Berlin

Mehr Singlehaushalte: Wenn Einsamkeit krank macht

Von Gregor Mayntz
Nicht nur, aber gerade im Alter werden immer mehr Menschen krank, weil sie vereinsamen. Politiker und Ärzte fordern jetzt eine gesellschaftliche Debatte über das Thema und mehr Forschung durch Experten. Foto: dpa
Nicht nur, aber gerade im Alter werden immer mehr Menschen krank, weil sie vereinsamen. Politiker und Ärzte fordern jetzt eine gesellschaftliche Debatte über das Thema und mehr Forschung durch Experten. Foto: dpa

Mit der zunehmenden Zahl von Singlehaushalten steigt das Problem krank machender Einsamkeit in Deutschland. Das geht aus der Antwort der Bundesregierung auf eine Anfrage der FDP hervor. Danach nahm die Einsamkeitsquote bei den 45- bis 84-Jährigen von 2011 bis 2017 um rund 15 Prozent zu, in einzelnen Altersgruppen sogar um 59 Prozent. So fühlten sich vor acht Jahren 5,1 Prozent der 65- bis 74-Jährigen einsam, zuletzt waren es bereits 8,1 Prozent. Probleme gibt es auch schon bei Jugendlichen. Jeder Vierte sagt, dass er sich manchmal oder selten einsam fühle, Mädchen häufiger als Jungen.

Lesezeit: 2 Minuten
Anzeige

Die Entwicklung hat Folgen für die Gesundheit der Menschen. „Wer gut eingebunden ist in sein soziales Netz, ist nicht nur psychisch und körperlich gesünder, sondern lebt auch länger“, sagt die Psychotherapeutin Julia Scharnhorst vom Bundesverband der Psychologinnen und Psychologen. Sie sieht hier einen „lohnenden Bereich“ für Interventionen der Politik in eine bessere Vorbeugung. Vor allem ältere Menschen seien betroffen, wenn immer mehr aus ihrem Bekanntenkreis krank werden und sterben. Sie ruft insbesondere die Städte und Gemeinden auf, mehr soziale Treffpunkte zu schaffen. „Gesundheit wird definiert durch körperliches, psychisches und soziales Wohlbefinden“, unterstreicht Scharnhorst.
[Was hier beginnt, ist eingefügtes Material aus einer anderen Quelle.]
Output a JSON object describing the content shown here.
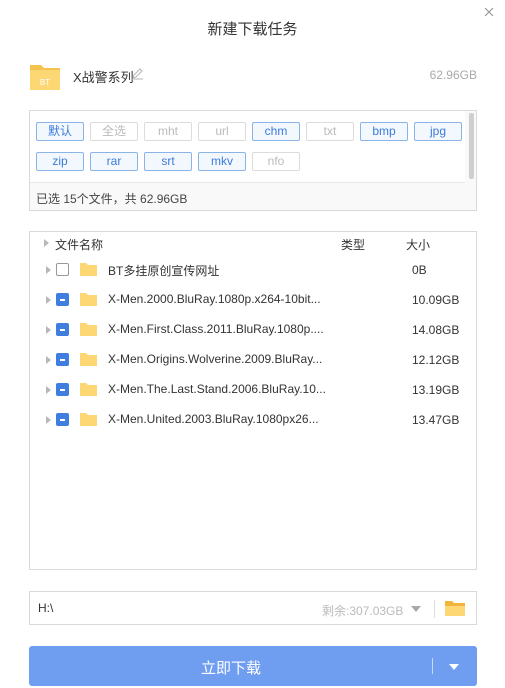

Unter Verweis auf eine umfassende Auswertung der wissenschaftlichen Forschung kommt auch die Bundesregierung in ihrer Antwort zu dem Ergebnis, dass „insbesondere soziale Isolation Auftreten und Verlauf chronischer Krankheiten ungünstig beeinflusst“ und mit erhöhter Sterblichkeit verbunden sei. Es zeigten sich Zusammenhänge für Bluthochdruck und andere wichtige Risikofaktoren für Herz-Kreislauf-Erkrankungen, chronisch obstruktive Lungenerkrankungen sowie psychische Erkrankungen (Depression und Angststörung) und Demenz. Zudem gebe es Zusammenhänge zwischen subjektiv empfundener Einsamkeit und dem Eintritt von Pflegebedürftigkeit.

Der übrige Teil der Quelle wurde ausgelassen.